Слушая мать, Ималеддин поражался всё больше и больше. Вор орудует в открытую и где? В Багдаде! Требует к себе кади, и тот является босиком! Договор, написанный на клочке фараджи, и свидетельства всех этих безумств остались здесь, в этом доме! За один день лачуга превратилась во дворец, достойный самого халифа! Разбойник ушел от городской стражи и ее преследований благодаря какому-то талисману! Было от чего расстроить даже самый светлый ум. И однако, судя по действиям вали против этого чудотворца, он не мог быть никем иным, как вором.

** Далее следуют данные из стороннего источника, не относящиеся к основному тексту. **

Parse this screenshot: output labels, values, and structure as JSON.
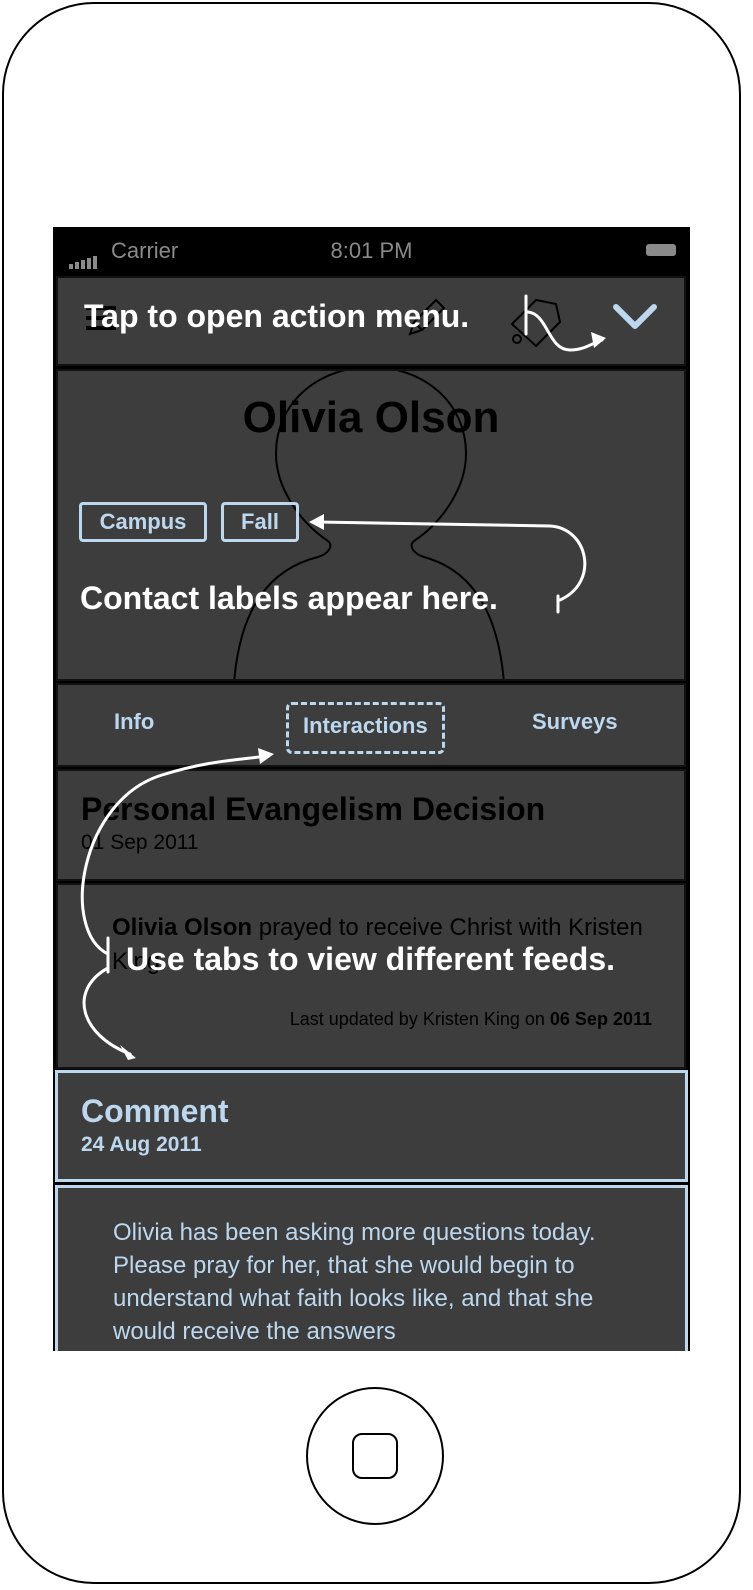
{
  "status_bar": {
    "carrier": "Carrier",
    "time": "8:01 PM"
  },
  "contact": {
    "name": "Olivia Olson",
    "labels": [
      "Campus",
      "Fall"
    ]
  },
  "tabs": [
    {
      "label": "Info",
      "selected": false
    },
    {
      "label": "Interactions",
      "selected": true
    },
    {
      "label": "Surveys",
      "selected": false
    }
  ],
  "feed": [
    {
      "title": "Personal Evangelism Decision",
      "date": "01 Sep 2011",
      "body_name": "Olivia Olson",
      "body_rest": " prayed to receive Christ with Kristen King.",
      "updated_prefix": "Last updated by Kristen King on ",
      "updated_date": "06 Sep 2011"
    },
    {
      "title": "Comment",
      "date": "24 Aug 2011",
      "body": "Olivia has been asking more questions today. Please pray for her, that she would begin to understand what faith looks like, and that she would receive the answers"
    }
  ],
  "annotations": {
    "action_menu": "Tap to open action menu.",
    "labels": "Contact labels appear here.",
    "tabs": "Use tabs to view different feeds."
  },
  "colors": {
    "screen_bg": "#3d3d3d",
    "highlight": "#bcd7ee",
    "annotation": "#ffffff"
  },
  "icons": [
    "menu-icon",
    "pencil-icon",
    "tag-icon",
    "chevron-down-icon",
    "person-silhouette-icon",
    "signal-icon",
    "battery-icon"
  ]
}
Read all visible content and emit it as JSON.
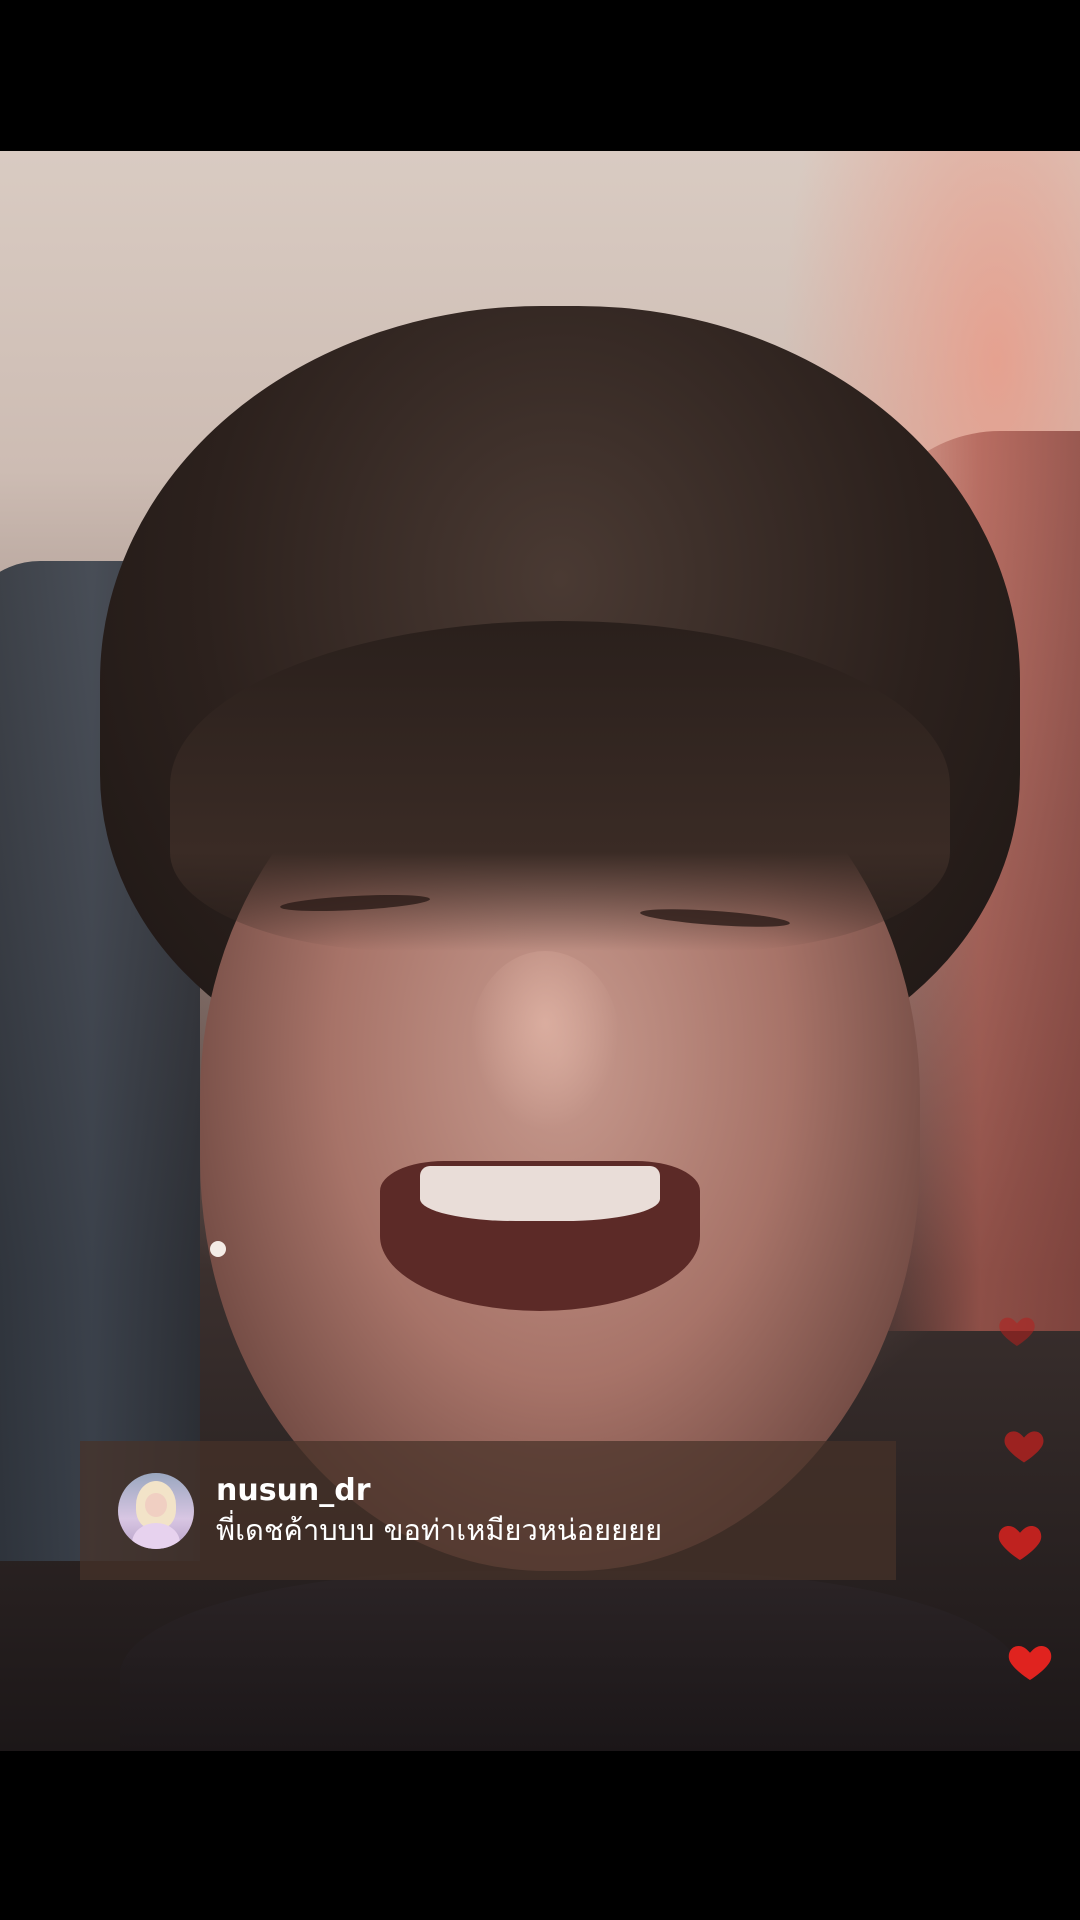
{
  "comment": {
    "username": "nusun_dr",
    "message": "พี่เดชค้าบบบ ขอท่าเหมียวหน่อยยยย"
  },
  "hearts": [
    {
      "icon": "heart-icon",
      "color": "#c0211f"
    },
    {
      "icon": "heart-icon",
      "color": "#c0211f"
    },
    {
      "icon": "heart-icon",
      "color": "#d0221f"
    },
    {
      "icon": "heart-icon",
      "color": "#e0231f"
    }
  ],
  "colors": {
    "heart": "#d9231f",
    "comment_bg": "rgba(70, 50, 40, 0.72)"
  }
}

— Матушка, — спросил Ималеддин, — в твоем рассказе правда перемешана с невероятием, и это смущает меня, но как ты могла отдать дочь преступнику?
— Ах, нищета! Всему виной наша нищета! — воскликнула Леламаина.
— Этот хитрец воспользовался бедственным вашим положением, но, хвала небу, оно переменилось. Я — глава семьи, и, пока я жив, моя сестра не может выйти замуж без моего согласия. За меня закон и халиф, и, клянусь Каабой[8]{58}, если ваш разбойник явится сюда, он получит по заслугам.
С этими словами Ималеддин возложил руку на рукоять своей сабли. Его глаза сверкали и заставляли дрожать от страха нежную и тихую Зютюльбе.
— Сколько несчастий! — вскричала ее мать. — И почему халиф не восстановил справедливость днем раньше, тогда нам не пришлось бы обращаться за помощью к этому разбойнику Иль Бондокани.
— Что ты сказала, матушка? — не веря собственным ушам, переспросил Ималеддин.
— Так зовут моего зятя. Не слышишь, что ли? Иль Бондокани. Иль Бондокани! Теперь понял?
— И он женился на моей сестре?
— Послушай, не веришь мне на слово, вот договор, здесь всё написано: «Согласие на брак между Зютюльбе, дочерью вдовы Леламаины, и Иль Бондокани».